Robert Fisk

> 11/05 - Si ellos son inhumanos, nosotros somos salvajes

 

Autor: Robert Fisk

Fecha: 11/5/2004

Fuente: La Jornada




Menos de seis meses antes del comienzo de la Primera Guerra Mundial, mi abuela, Margaret Fisk, dio a mi padre, William, un libro de 360 páginas de aventuras imperiales, Tom Graham CV: Historia de la guerra afgana. "Obsequiado a Willie por su madre", escribió con lápiz grueso en la primera de forros. Willie tendría casi 15 años de edad. A la muerte de mi padre, en 1992, heredé ese libro, con su hermosa pasta dura grabada con una cruz de Victoria* , y apenas el mes pasado lo leí.

Escrito por William Johnston y publicado en 1900, cuenta la historia de Tom Graham, hijo del dueño de una mina en Gran Bretaña que crece en el puerto de Seaton, en el norte de Inglaterra, y que, obligado a dejar la escuela y meterse de aprendiz de oficinista por el súbito empobrecimiento de su padre, se alista antes de la edad reglamentaria en el ejército.

Tom es asignado a una unidad británica en el condado de Cork, en el sureste de Irlanda -incluso besa la piedra de Blarney* * -, y luego viaja a India y a la segunda guerra en Afganistán, donde aparece en una gaceta oficial como teniente segundo en un regimiento de las Tierras Altas. Frente a la tumba de su padre, en la iglesia local, antes de partir para incorporarse al ejército, Tom jura llevar "una vida pura, limpia y recta".

El relato es típico de la generación de mi padre, una historia altisonante y racista de heroísmo británico y salvajismo musulmán. La matanza del personal de la embajada británica en Kabul, que realmente ocurrió en 1879, provocó una respuesta militar británica, y Tom Graham viaja a Afganistán con su regimiento. Pocos días después mete la bayoneta "hasta la empuñadura" en el pecho de un afgano, "un gigante moreno, cuyos ojos brillaban de odio". En el valle de Kurrum, Graham combate a "tribeños enfurecidos, ebrios de lujuria y pillaje". El autor subraya que siempre que soldados británicos caen en manos afganas, "sus cuerpos son horriblemente mutilados y deshonrados por esos demonios de forma humana". Los afganos son "villanos" en un pasaje del libro, "vándalos" en otra y, por supuesto, "demonios de forma humana".

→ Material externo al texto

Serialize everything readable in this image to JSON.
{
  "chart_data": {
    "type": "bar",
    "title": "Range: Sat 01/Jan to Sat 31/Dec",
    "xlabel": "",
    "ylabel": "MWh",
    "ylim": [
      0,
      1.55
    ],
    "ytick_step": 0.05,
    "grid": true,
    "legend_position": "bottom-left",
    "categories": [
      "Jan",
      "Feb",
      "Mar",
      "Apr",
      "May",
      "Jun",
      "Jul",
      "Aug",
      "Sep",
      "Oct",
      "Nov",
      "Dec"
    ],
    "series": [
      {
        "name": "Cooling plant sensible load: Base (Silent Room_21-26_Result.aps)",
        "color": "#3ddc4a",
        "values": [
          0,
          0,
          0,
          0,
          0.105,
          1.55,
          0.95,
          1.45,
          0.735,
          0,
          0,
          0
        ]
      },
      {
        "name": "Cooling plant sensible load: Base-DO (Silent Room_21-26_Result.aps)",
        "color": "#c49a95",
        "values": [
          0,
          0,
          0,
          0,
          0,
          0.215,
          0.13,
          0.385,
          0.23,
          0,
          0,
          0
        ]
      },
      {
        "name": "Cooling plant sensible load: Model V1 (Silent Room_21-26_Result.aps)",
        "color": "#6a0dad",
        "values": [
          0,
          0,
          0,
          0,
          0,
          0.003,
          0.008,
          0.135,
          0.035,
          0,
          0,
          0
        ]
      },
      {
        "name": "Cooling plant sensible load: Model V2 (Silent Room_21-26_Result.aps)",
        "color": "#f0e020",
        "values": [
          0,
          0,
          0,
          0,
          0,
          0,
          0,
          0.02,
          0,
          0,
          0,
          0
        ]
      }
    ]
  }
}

El texto no sólo es racista, sino también antislámico. "Puede que los jóvenes lectores", pontifica el autor, "no sepan que el único objetivo de todo afgano participante en la guerra de 1878-80 era cortar en pedazos a cuanto infiel se atravesara en su camino. Mientras más pedazos pudiera arrancar al infortunado británico, mayor sería su dicha en el paraíso."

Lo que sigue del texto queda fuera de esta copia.